16 years ago proprietary flavors of Unix dominated enterprise computing and Microsoft’s server platform was just entering maturity. Then IBM made a commitment to the open source Linux operating system across all its platforms and the world shifted on its axis.

IBM is attempting to do the same thing for big data with the Spark platform. IBM isn’t saying it, but the competition this time around is Hadoop.

Hadoop entered its de facto second generation when all the Hadoop distributions standardized on the YARN cluster resource manager on top of HDFS. But the standard itself is somewhat tenuous.  The unprecedented innovation around Hadoop has a price.  Unlike Linux, Hadoop isn’t a product. It’s an ecosystem and every distro has a slightly different set of component products, each of which is on its own release cycle. And there is no single benevolent dictator like Linus Torvalds to hold it together. See figure 1.

Figure 1 George

Figure 1: The individual products that comprise the current Hortonworks Hadoop distribution.  Each has its own release cycle, permitting unprecedented innovation but at the cost of increased complexity.

What Spark lacks in maturity relative to Hadoop, it makes up for in simplicity. The core of its power is that it can handle all workloads with the same engine. The engine can work completely in-memory, if necessary, and handle real-time, interactive, and batch processing. It does this with several “personalities”, including machine learning, graph processing, SQL, and streaming. See the left diagram in figure 2.  There’s another major benefit to having a unified engine. Performance improvements to support one personality add to all the other personalities.

Figure 2 George

Figure 2: Spark is a single processing engine that has multiple “personalities”.  This unification and deep integration make it possible to build applications where each step can involve capabilities from other parts of the product.

One way to understand the power of these tightly integrated personalities in one engine is Microsoft Excel. The spreadsheet can summarize its data as if it were a database; it can call on much of the statistical power of a dedicated modeling package; and it can visualize the data as well as if it were a standalone business intelligence tool, among other capabilities. The critical similarity is that a developer can build a “program” where each cell has a formula calling upon cells with potentially different personalities. See the right diagram in figure 2.

One application where Spark could use this integration in order to shine is in omni-channel marketing. In this scenario an enterprise might have a large data warehouse of historical information about its customers. It would use a batch machine learning job to create a profile model of each customer. When a customer interacts with any touch point in any channel of distribution, real-time observations about just what the customer is doing and what is happening around her streams into the Spark program. Spark uses that information to update the old model of the customer so that it can influence her interaction in real-time.

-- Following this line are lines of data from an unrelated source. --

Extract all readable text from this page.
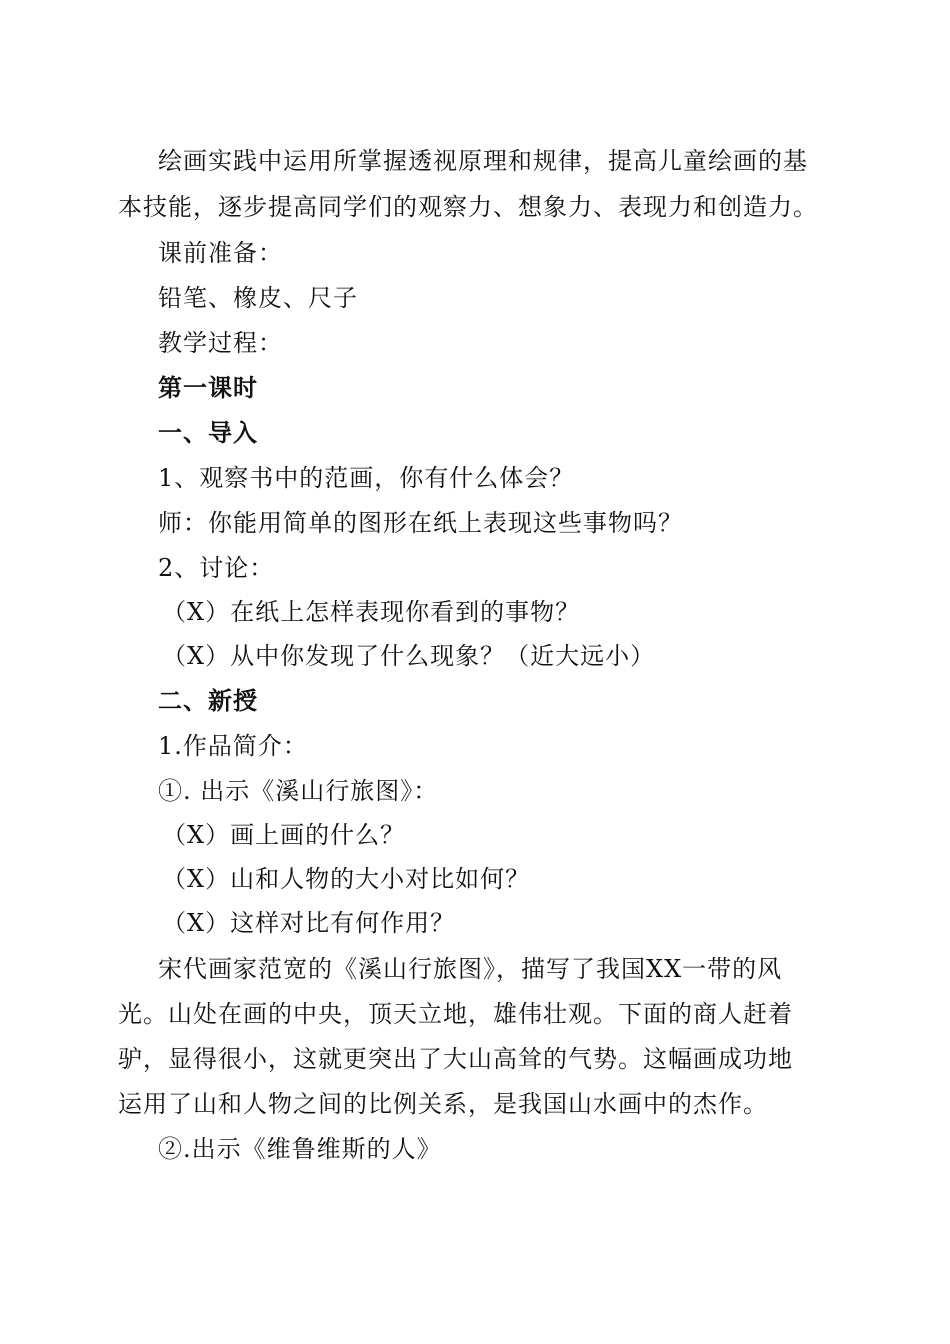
绘画实践中运用所掌握透视原理和规律，提高儿童绘画的基
本技能，逐步提高同学们的观察力、想象力、表现力和创造力。
课前准备：
铅笔、橡皮、尺子
教学过程：
第一课时
一、导入
1、观察书中的范画，你有什么体会？
师：你能用简单的图形在纸上表现这些事物吗？
2、讨论：
（X）在纸上怎样表现你看到的事物？
（X）从中你发现了什么现象？（近大远小）
二、新授
1.作品简介：
①. 出示《溪山行旅图》：
（X）画上画的什么？
（X）山和人物的大小对比如何？
（X）这样对比有何作用？
宋代画家范宽的《溪山行旅图》，描写了我国XX一带的风
光。山处在画的中央，顶天立地，雄伟壮观。下面的商人赶着
驴，显得很小，这就更突出了大山高耸的气势。这幅画成功地
运用了山和人物之间的比例关系，是我国山水画中的杰作。
②.出示《维鲁维斯的人》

Hadoop would have more difficulty with this tightly-integrated, real-time scenario. Hadoop’s shared services are the HDFS file system and the YARN cluster resource manager. Neither is a shared processing engine like Spark. Instead, each component in a pipeline would typically perform its processing task, store the result in the file system, and then hand-off the next step to the next processing task.

Is this the end of Hadoop? Not likely. While the Hadoop end-to-end pipeline would typically have a hard time matching an equivalent Spark one, individual Hadoop processing tasks have one big advantage over Spark tasks.  Hadoop tasks are optimized for just one function.  So, for example, the Facebook-originated Presto SQL data warehouse that Teradata is commercializing is likely to have greater capacity and speed than anything built on Spark for the foreseeable future.

 See figure 3.

Figure 3 George

Figure 3: Hadoop processes data sequentially, one step at a time.  An analytic pipeline would typically have slower performance than one with similar functionality in Spark.

Action Item
Hadoop is by no means going away. In fact, Spark may help entrench HDFS and YARN. But with IBM’s bestowing legitimacy, Spark may unify much of the processing layers that are today separate in Hadoop. Spark is no longer an academic project. All IT organizations, especially those that are struggling with the operation of Hadoop clusters, should consider piloting Spark. Data scientists, developers, and administrators need to vote on this before making unequivocal commitments to a specific Hadoop distro.